Thursday, February 28, 2013

Day 59 - Redemption Story


Redemption Story
Matthew Ryan Fischer

What is the going rate for the human soul?  What is the spirit – that intangible life force within?  How do measure the untouchably unidentifiable?  There is no weight for the human soul, no matter what crude and inaccurate pseudo-science attempted to discern.  Certainly it is not twenty-one grams.  More likely that was the weight of air and odor leaving the body.  But even if it were the soul, how do you put a price on twenty-one grams worth of space within the body sack?  What if all the soul was was that twenty-one grams of space?  Who is to say what it does or does not do or mean?  No one on this planet knows the answer to that question, no matter what they may or may not believe.
The timeless ancient and forever question that the stories ask is for what price would a human sell their soul?  That is the fun in fiction, the lesson of the morality play, the tale of test and loss and corruption and redemption.  That is the stuff good fiction is made of.  But no one has yet been able to come along and ask for, purchase, barter or steal, that which is inside you, that which makes us all human.  There is possibly some spirit or entity that has such gifts, but certainly no human has figured that trick out yet.
Still though, the question remains along with the intrigue behind it.  For what price would you sell your soul?  The question asked consciously or unconsciously during every era of human existence.  What price for your soul?  What would you sell yourself for?  Love.  Revenge.  Power.  Everyone has their desires, base or noble or otherwise.   And a person has their breaking points whether they know it or not.  A man without hope is a man who will do most anything rotten in an attempt to try and get it back.
The fear is always the damnation that follows.  But no one knows.  There is always the question mark – what if you could get away with it?  Someone is always willing to try that gamble.

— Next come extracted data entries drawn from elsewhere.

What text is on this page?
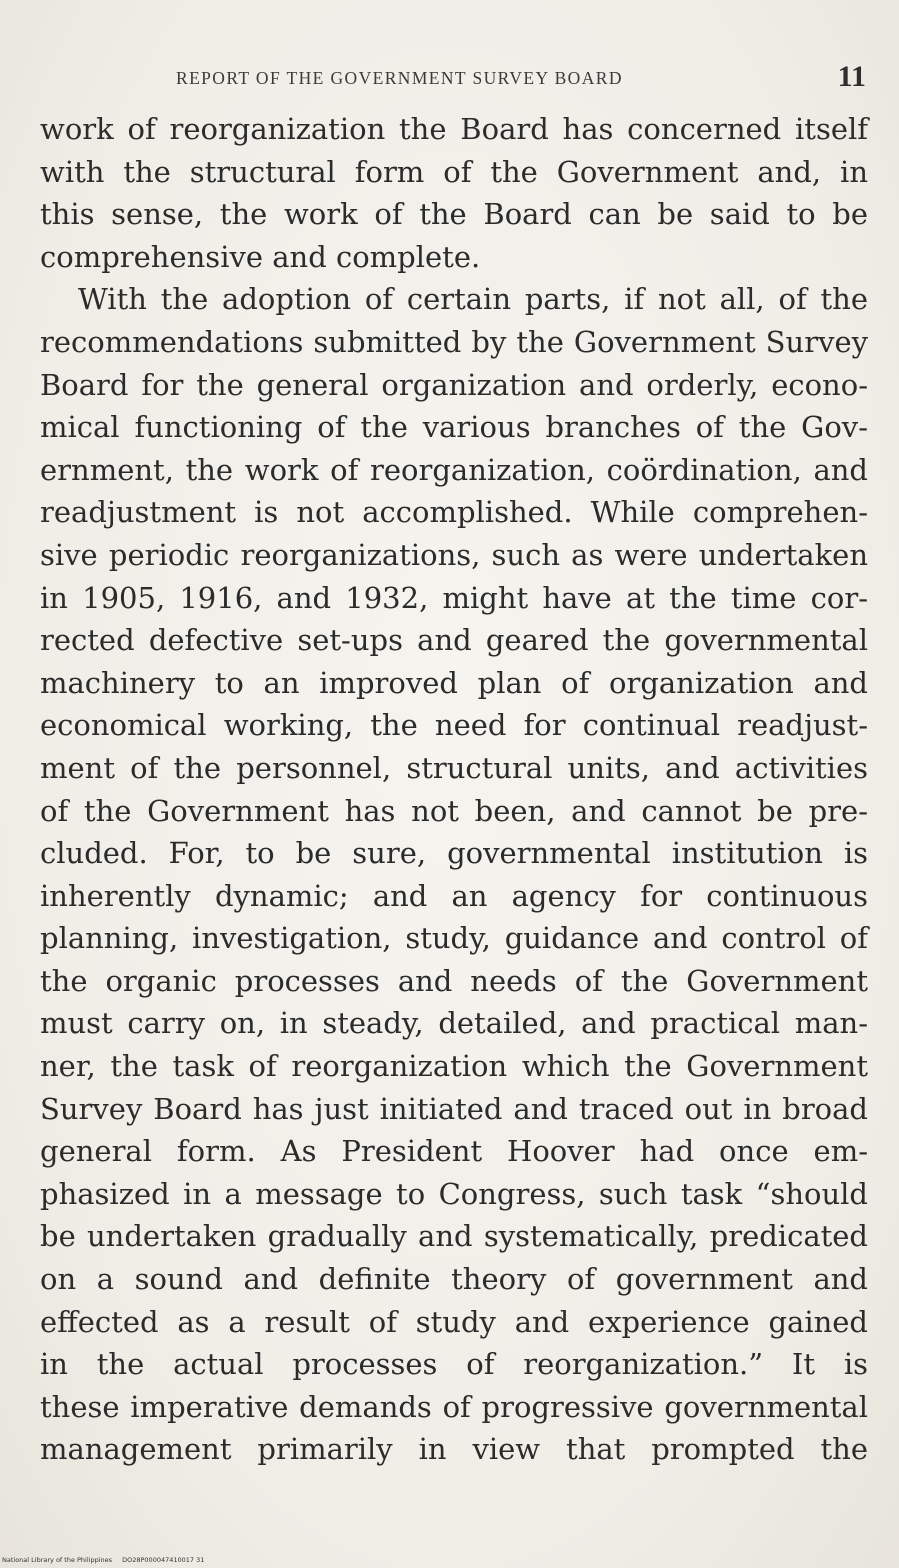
REPORT OF THE GOVERNMENT SURVEY BOARD	11
work of reorganization the Board has concerned itself
with the structural form of the Government and, in
this sense, the work of the Board can be said to be
comprehensive and complete.
With the adoption of certain parts, if not all, of the
recommendations submitted by the Government Survey
Board for the general organization and orderly, econo-
mical functioning of the various branches of the Gov-
ernment, the work of reorganization, coördination, and
readjustment is not accomplished. While comprehen-
sive periodic reorganizations, such as were undertaken
in 1905, 1916, and 1932, might have at the time cor-
rected defective set-ups and geared the governmental
machinery to an improved plan of organization and
economical working, the need for continual readjust-
ment of the personnel, structural units, and activities
of the Government has not been, and cannot be pre-
cluded. For, to be sure, governmental institution is
inherently dynamic; and an agency for continuous
planning, investigation, study, guidance and control of
the organic processes and needs of the Government
must carry on, in steady, detailed, and practical man-
ner, the task of reorganization which the Government
Survey Board has just initiated and traced out in broad
general form. As President Hoover had once em-
phasized in a message to Congress, such task “should
be undertaken gradually and systematically, predicated
on a sound and definite theory of government and
effected as a result of study and experience gained
in the actual processes of reorganization.” It is
these imperative demands of progressive governmental
management primarily in view that prompted the
National Library of the Philippines DO28P000047410017 31
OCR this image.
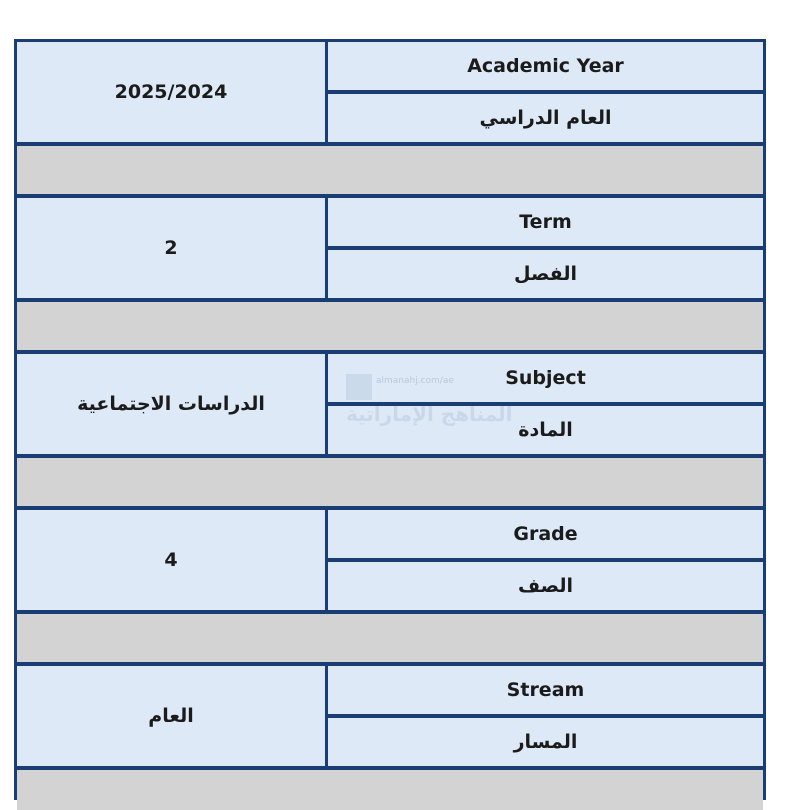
2025/2024
Academic Year
العام الدراسي
2
Term
الفصل
الدراسات الاجتماعية
Subject
المادة
4
Grade
الصف
العام
Stream
المسار
almanahj.com/ae
المناهج الإماراتية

Ages ago the gods sat about and asked a similar theme.  They puzzled over what it would to take to ruin a man.  Many a game has been played in an attempt to determine this prize.  The histories of the world are full of the epic and many a myth telling the tales of the bored deities and the unsuspecting human.  Little did the ancient bards realize that was the lesser of the games played?
The question that vexed them more, that caused a rift and brought about so much chaos was when one of their own turned the tables and posed the same question, not about the humans of the earth, but of the gods of the sky. 
They looked about and smiled at each other in mocked protest.  Certainly one of their own could not want for anything.  They ruled the sky, created love and life and controlled the elements of the earth, water and sky.  They knew the secrets of life and death and the great beyond.  They had no wants and no needs.  They were immortals living in paradise. 
No one could answer the riddle of what it would take.  After a long silence immeasurable by man’s standards of time, the one who asked the question proposed a possible solution. 
“Whatever powers we believe we have, there is one that we all must respectfully bow to – the beginning and the end and the new beginning.  Everything must pass.  Even us.  There is only the one perfection in existence – the one constant that no one and nothing can escape.  The end.  Death.  Everything is finite, even we are finite.  That which can create and that which can destroy, that is the one and only true power in the universe.  Everything else in between is a mere shadow of the shimmering moment.”
He said that he would sell his immortal soul for the chance to be perfection for that one glorious time moment. 
It was true that these gods were masters over space and time, but they were also all subject to the master that was the beginning and the end.  No one yet knew a way to outsmart these two outcomes.
“Certainly not into eternal damnation,” cried some of the others. 
“Most certainly indeed,” replied the loner.  
That day the gods departed with a worried feeling in whatever passed as their stomachs.  One of their own was independent, irrational, and inconceivable.  This was a mighty big worry indeed.  So with humbled pride they resolved to the answer within perfection, within that which could create or destroy, within that which was the beginning and the end.
This simple act of reflecting upon that which had made them so uneasy, made them feel instantly better.  The warmth that came from supposedly addressing and challenging one’s fears, even if no solution is discovered, overwhelmed them all.  They once again had faith and an assurance in their place in the universe.  They knew that whatever had been askew would be corrected.
The test of the soul was given. 
The gods watched as the universe was reshaped.
But the loner turned and watched the power to begin and end. 
With that he watched perfection and learned the secret of such a moment.  With that he sealed his fate.
A bang or a whimper or a light or darkness.  None of it mattered.  There was beauty in knowing.  The others would never have love or knowledge or perfection.  They would have fear and the feigned arrogance that they had some control over anything.
There was only one power, and it was not theirs.
When asked once again, ages later, if he would do it all again and be tempted, the loner responded ‘Most assuredly so’.